Below, Bishop Mark Santer describes his response to Bridget Macdonald’s work in a speech given at the exhibition opening:
First of all, I want to thank Bridget and say how touched I was when she asked me to open this exhibition. It spurred me to think why it is that I appreciate her work so much. Paul Spencer-Longhurst has written a most illuminating essay, which sets Bridget in the context of the history of landscape painting. I’m not going to go over that again. Apart from anything else, I haven’t the professional competence. But I’d like to say something more personal – why it is and how it is that Bridget’s work speaks to me.
It is twenty years since I first bought one of Bridget’s pictures – a little oil painting of a sprig of bay that she had picked from Ezra Pound’s grave on the cemetery island of the Venetian lagoon. After twenty years I still love that picture. Interestingly, it is the only picture in the house of which one of my daughters has said to me, “I’d like to have that picture when you’ve gone.” The next picture I bought was a drawing, the study after the Rubens landscape which is in this exhibition. Its temporary removal from our wall has made us realise even more how much it is part of our life.
What is it about Bridget’s paintings and drawings that makes them pictures one can live with, pictures that don’t pall, pictures that nourish the spirit? It is, I think, their contemplative spirit. It seems to me that Bridget looks at a landscape or a bay leaf or a picture, or considers a story from classical mythology, in the way that a poem should be read, not imposing herself upon it, but respecting its integrity and letting it speak for itself. Yet, when she comes to draw or paint what she has seen, the outcome is unmistakeably her own. As she considers what she is looking at, she brings her own memories and associations to her reading and her seeing, and so enables us to see things we hadn’t seen before. It’s like a good production of a classical play or a musical performance. The more closely the director or the conductor attends to the text or the score, the fresher the performance. We see and hear things we hadn’t noticed before. It is an act of re-creation.
Last Sunday I had to preach on the transfiguration of Jesus. As I sat there thinking about what I was to say, I found myself looking at a little picture that hangs above my desk. It is one of Bridget’s – a little landscape in oil. It shows the same square white farmhouse and the same poplars and the same hills in the background as one of her drawings, Spring Landscape, which hangs in this exhibition. The sky and the hills in the background are dark with approaching rain. But the farmhouse and the trees and a green field are lit up by sunlight.
The picture, together with my consideration of the light of the Lord’s transfiguration, brought a poem came into my mind, “The Bright Field”, by the Welsh poet R.S.Thomas. I leave it with you.
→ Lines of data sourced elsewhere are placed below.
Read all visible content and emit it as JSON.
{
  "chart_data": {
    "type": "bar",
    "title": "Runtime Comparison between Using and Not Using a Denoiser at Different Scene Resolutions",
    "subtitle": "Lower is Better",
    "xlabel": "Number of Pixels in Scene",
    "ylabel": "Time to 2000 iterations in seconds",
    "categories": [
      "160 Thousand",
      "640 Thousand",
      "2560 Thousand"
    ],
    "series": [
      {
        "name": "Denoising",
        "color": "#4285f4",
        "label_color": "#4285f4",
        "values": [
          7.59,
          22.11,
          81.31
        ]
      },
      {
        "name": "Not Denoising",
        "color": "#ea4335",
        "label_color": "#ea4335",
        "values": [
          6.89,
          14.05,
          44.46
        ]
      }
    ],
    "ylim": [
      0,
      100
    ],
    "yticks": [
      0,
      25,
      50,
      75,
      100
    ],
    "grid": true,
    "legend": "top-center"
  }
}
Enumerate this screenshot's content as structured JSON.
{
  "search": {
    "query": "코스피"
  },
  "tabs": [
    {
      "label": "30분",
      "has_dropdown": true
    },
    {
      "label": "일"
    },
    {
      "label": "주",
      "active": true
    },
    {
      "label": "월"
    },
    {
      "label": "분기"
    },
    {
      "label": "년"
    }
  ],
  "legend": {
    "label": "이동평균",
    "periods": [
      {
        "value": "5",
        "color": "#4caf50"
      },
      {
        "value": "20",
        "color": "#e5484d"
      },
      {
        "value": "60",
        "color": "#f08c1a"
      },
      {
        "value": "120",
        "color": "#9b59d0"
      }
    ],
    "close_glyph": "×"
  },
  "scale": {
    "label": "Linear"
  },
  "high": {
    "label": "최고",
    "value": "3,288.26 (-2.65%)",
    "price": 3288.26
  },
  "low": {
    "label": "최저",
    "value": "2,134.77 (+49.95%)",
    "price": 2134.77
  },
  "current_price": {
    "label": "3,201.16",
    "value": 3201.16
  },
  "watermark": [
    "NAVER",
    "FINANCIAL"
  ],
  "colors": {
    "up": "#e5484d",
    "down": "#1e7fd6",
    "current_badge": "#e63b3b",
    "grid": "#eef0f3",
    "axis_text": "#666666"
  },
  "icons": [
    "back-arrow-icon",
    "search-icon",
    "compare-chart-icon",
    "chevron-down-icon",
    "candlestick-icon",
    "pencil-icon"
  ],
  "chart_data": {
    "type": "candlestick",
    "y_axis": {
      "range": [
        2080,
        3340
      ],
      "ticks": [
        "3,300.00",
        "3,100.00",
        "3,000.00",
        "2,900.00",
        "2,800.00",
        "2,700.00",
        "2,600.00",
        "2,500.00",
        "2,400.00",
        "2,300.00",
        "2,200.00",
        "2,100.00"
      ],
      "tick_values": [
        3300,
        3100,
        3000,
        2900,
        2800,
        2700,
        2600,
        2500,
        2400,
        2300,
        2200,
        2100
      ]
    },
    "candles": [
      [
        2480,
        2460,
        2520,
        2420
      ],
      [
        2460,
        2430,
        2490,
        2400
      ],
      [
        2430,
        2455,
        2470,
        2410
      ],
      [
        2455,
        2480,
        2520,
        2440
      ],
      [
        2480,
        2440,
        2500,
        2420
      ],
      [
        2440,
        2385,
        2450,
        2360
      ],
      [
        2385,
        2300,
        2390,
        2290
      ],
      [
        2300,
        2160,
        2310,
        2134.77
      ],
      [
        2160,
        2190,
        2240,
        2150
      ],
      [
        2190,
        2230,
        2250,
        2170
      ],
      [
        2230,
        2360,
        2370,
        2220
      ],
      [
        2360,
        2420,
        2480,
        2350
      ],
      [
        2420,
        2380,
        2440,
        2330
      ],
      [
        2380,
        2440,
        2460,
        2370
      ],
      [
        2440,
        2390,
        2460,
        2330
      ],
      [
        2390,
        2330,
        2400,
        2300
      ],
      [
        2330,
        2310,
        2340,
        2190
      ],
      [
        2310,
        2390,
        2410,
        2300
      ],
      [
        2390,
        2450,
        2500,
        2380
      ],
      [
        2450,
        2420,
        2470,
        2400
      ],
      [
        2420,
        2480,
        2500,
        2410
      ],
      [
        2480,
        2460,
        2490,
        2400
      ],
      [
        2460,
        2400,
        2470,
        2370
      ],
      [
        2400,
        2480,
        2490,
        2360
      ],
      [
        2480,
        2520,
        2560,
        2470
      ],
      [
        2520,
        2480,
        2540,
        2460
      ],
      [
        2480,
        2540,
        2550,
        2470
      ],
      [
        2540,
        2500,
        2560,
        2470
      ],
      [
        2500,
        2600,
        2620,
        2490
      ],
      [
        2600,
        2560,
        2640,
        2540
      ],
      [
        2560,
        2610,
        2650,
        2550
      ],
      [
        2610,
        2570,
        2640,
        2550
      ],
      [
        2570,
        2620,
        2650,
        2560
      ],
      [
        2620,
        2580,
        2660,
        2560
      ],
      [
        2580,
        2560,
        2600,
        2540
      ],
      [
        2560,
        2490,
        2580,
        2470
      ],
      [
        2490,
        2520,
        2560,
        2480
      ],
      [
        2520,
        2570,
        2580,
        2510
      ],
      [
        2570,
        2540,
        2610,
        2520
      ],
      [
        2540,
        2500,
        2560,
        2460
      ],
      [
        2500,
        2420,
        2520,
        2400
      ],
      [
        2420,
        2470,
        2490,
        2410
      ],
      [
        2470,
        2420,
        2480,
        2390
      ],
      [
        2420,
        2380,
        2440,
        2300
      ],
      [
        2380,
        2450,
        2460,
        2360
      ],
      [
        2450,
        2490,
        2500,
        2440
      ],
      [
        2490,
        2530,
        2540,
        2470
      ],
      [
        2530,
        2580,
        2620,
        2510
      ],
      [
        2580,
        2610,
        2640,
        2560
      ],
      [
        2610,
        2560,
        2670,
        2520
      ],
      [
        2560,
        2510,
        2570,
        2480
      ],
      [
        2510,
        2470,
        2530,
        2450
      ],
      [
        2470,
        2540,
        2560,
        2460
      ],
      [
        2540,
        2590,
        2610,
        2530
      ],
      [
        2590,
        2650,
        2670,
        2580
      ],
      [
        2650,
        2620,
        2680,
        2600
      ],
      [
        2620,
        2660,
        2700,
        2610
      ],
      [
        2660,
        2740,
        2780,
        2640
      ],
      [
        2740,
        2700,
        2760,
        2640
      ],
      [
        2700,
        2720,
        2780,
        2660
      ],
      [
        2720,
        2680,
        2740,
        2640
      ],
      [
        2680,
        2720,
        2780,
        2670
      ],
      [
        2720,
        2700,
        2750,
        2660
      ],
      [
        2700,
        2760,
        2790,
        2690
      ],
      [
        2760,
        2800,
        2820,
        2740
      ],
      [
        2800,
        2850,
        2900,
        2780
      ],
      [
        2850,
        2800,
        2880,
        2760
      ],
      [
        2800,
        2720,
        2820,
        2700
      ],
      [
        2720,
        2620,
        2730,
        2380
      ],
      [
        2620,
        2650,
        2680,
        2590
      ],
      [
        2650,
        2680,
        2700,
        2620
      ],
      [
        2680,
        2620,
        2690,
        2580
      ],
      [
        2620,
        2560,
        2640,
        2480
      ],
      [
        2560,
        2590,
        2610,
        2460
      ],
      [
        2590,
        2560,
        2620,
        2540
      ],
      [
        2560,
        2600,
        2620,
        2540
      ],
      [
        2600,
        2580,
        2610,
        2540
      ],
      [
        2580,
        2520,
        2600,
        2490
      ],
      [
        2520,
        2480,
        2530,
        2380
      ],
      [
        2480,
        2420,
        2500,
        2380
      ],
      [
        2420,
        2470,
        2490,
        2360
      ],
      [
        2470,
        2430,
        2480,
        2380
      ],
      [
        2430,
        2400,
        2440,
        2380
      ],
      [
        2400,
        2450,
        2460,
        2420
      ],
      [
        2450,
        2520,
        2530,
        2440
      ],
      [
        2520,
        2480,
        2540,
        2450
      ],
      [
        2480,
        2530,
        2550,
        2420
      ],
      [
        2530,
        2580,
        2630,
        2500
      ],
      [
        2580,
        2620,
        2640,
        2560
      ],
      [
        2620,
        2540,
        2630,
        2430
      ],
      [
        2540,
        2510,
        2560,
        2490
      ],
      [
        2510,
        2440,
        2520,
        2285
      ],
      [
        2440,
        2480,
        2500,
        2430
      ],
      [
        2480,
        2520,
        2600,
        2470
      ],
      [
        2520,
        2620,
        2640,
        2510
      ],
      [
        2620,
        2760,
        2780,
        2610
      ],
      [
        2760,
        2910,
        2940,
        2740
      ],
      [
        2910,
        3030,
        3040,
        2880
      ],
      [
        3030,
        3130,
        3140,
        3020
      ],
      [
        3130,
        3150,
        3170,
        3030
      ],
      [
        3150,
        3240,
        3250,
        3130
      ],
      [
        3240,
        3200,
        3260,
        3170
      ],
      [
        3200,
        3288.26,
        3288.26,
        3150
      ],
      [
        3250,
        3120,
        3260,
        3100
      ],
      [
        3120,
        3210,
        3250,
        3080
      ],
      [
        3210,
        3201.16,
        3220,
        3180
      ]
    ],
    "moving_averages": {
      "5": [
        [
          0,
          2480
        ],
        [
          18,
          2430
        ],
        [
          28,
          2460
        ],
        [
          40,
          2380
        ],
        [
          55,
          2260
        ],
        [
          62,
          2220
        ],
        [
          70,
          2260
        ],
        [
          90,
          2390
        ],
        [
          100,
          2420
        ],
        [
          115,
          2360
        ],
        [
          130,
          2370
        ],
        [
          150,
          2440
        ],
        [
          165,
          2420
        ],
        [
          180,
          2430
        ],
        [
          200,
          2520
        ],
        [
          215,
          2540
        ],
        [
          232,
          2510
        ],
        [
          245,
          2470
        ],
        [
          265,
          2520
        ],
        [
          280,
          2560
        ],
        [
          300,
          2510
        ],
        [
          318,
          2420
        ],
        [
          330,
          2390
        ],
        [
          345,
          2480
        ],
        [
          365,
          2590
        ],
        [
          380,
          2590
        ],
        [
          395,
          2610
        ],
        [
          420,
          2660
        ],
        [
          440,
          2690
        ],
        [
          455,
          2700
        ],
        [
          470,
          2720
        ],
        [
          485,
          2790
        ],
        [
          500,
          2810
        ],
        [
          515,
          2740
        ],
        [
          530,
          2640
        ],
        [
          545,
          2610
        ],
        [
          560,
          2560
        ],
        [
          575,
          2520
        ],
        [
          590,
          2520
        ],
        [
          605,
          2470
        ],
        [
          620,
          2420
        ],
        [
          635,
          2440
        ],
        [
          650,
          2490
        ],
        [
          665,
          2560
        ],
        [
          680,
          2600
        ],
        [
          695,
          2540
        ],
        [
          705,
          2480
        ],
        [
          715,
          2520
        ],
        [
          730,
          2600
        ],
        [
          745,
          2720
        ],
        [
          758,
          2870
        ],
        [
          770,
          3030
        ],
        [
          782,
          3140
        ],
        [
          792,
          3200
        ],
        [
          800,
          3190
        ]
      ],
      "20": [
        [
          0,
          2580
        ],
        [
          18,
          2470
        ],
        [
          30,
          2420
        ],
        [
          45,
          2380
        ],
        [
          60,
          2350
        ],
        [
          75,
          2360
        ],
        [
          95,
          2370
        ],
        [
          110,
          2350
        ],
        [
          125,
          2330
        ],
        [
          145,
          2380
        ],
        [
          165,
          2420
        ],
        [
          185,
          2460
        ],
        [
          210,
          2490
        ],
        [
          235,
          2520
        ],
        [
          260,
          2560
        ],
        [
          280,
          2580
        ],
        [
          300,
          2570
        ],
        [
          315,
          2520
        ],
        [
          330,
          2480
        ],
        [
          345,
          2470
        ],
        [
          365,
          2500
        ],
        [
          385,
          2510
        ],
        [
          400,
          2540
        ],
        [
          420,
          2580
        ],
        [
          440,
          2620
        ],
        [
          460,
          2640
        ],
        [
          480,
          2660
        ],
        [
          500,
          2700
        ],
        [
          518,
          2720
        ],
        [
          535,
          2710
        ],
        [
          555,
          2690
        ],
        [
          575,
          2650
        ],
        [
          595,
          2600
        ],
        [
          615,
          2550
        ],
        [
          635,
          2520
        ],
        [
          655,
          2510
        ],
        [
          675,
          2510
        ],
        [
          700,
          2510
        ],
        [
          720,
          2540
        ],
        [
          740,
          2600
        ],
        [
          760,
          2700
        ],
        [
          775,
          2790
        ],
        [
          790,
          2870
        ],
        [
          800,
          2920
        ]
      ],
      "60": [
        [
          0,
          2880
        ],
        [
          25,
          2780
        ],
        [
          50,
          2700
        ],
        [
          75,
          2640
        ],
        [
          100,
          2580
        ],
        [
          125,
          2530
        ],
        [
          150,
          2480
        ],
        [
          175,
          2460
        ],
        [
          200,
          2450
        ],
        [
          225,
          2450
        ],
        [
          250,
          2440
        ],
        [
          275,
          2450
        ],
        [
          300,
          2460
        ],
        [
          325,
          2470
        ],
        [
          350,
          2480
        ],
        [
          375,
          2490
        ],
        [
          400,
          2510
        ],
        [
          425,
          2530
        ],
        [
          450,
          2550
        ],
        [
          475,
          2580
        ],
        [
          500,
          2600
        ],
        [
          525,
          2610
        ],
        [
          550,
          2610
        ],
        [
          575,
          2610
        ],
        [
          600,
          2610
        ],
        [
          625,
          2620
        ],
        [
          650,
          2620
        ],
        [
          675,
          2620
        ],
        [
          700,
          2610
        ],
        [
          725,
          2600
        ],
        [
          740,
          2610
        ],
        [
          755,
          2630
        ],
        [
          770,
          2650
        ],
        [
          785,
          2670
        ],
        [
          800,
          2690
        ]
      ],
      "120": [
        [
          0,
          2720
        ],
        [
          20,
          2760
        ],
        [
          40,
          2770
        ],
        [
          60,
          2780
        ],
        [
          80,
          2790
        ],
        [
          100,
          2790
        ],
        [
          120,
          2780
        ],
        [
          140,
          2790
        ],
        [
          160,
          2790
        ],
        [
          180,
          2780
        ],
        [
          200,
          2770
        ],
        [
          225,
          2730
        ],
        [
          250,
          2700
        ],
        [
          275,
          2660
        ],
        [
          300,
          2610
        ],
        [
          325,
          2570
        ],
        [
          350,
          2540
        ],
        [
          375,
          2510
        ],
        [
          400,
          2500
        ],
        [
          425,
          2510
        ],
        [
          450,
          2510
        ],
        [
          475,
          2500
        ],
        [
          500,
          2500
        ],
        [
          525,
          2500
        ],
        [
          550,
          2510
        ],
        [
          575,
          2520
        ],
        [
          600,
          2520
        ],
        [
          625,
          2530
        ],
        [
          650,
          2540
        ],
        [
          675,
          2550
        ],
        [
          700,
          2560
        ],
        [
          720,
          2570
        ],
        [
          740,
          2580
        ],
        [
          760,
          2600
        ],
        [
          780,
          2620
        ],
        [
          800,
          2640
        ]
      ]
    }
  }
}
I have seen the sun break through
to illuminate a small field
for a while, and gone my way
and forgotten it. But that was the pearl
of great price, the one field that had
the treasure in it. I realise now
that I must give all that I have
to possess it. Life is not hurrying
on to a receding future, not hankering after
an imagined past. It is the turning
aside like Moses to the miracle
of the lit bush, to a brightness
that seemed as transitory as your youth
once, but is the eternity that awaits you.
Thank you, Bridget, for your contemplative eye, and for the hand that opens our eyes to the magpie and to the lit bush.